Is the Xero Limited (ASX: XRO) share price a buy after it reported its FY21 half-year result?
The Xero share price has comfortably beat the market over 2020 in the calendar year to date, rising by 51%.
What was in the FY21 half-year result?
The cloud accounting software business reported that for the six months ending 30 September 2020, its operating revenue grew by 21% to NZ$409.8 million.
Total subscribers rose by 19% to 2.45 million whilst net subscriber additions decreased by 30% to 168,000. The total lifetime value of subscribers increased by another 15% to NZ$6.17 billion.
The rest of the world subscribers demonstrated the fast growth rate with an increase of 37% to 136,000, with revenue growth of 38%. This was led by South Africa, with progress in Singapore.
UK subscribers rose by 19% to 638,000 with revenue growth of 33%. Australian subscribers grew by 21% with revenue growth of 18%. New Zealand subscribers rose by 13% with revenue also increasing by 13%.
The average revenue per user decreased by 4% to NZ$29.81 whilst annualised monthly recurring revenue increased by 15% to NZ$877.55 million. The number of months it takes to recover customer acquisition costs increased from 12.3 months to 14.9 months.
The ASX 200 share's gross margin percentage rose by 0.5 percentage points to 85.7%. This means more of the new revenue falls to the next profit line.
Xero's earnings before interest, tax, depreciation and amortisation (EBITDA) went up by 86% to NZ$120.8 million. The net profit after tax (NPAT) rose from NZ$1.3 million to NZ$34.5 million and the free cash flow jumped from NZ$4.8 million to NZ$54.3 million.
During this period of uncertainty, the company pointed out that COVID-19 has made it harder to market its product. This led to a reduction in advertising spending, which meant the cost of marketing (as a ratio of sales) declined, which is partly why its profit margins went up. Management expect to spend more on marketing as life returns to normal.
The company's monthly recurring revenue (MRR) churn continued to remain low. In the first half of FY21 it saw MRR churn of 1.11%.
On the balance sheet the company's net cash on the balance sheet improved by NZ$76.3 million to NZ$177.7 million.
The Xero share price has gone up 9.4% in November 2020 so far.
What is Xero's outlook?
The company itself said that it's a long-term orientated business with ambitions for high-growth. It said it continues to operate with a disciplined cost management and targeted allocation of capital.
Xero wants to remain agile so it can continue to innovate, invest in new products and customer growth, and respond to opportunities and changes in its operating environment. Due to the uncertainty caused by COVID-19, Xero said it couldn't provide any guidance for its FY21 performance.

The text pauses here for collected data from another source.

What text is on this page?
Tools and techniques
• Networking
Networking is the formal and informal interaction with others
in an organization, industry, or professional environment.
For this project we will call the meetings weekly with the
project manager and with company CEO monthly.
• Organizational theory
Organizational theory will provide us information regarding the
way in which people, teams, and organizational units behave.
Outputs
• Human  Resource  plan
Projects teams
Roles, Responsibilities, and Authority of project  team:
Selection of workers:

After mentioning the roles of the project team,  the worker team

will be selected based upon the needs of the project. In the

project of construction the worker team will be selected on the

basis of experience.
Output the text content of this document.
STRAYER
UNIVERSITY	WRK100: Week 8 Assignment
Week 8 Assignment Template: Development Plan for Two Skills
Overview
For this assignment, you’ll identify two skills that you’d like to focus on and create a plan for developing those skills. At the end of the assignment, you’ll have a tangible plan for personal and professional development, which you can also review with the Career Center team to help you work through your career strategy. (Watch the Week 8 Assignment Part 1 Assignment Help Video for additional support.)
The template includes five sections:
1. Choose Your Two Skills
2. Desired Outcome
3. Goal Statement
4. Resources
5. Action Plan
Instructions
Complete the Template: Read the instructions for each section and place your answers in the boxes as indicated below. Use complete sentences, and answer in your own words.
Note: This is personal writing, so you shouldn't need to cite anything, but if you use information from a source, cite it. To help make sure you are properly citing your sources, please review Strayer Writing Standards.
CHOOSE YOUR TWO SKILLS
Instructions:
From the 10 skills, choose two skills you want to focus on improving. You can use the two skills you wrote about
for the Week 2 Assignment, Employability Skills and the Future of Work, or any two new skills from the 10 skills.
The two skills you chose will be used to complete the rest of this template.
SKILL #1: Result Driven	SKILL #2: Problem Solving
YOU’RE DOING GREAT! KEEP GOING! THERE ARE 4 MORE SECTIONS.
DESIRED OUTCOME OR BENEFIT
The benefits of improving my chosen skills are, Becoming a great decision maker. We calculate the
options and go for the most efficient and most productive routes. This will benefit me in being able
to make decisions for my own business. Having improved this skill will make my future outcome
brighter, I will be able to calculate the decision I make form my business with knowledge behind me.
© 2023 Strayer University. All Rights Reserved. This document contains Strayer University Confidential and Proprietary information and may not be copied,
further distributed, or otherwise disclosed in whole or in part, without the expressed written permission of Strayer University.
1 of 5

Is the Xero share price a buy?
The Motley Fool Pro team recently commented on the result: "We're pleased with Xero's performance through the first half. While customer acquisition was certainly impacted, we're encouraged by management's ongoing dedication to product development and its ability to continue offering significant value through the pandemic: not only does it allow its customers to continue operating remotely, much of its development was also based around creating new tools and functionality to help customers through. As an example, it was the first major cloud-accounting platform in Australia to enable small business customers to access JobKeeper through Single Touch Payroll. We expect customer growth, and its all-important SaaS metrics, to improve over time."
The Pro team still rate Xero as a buy.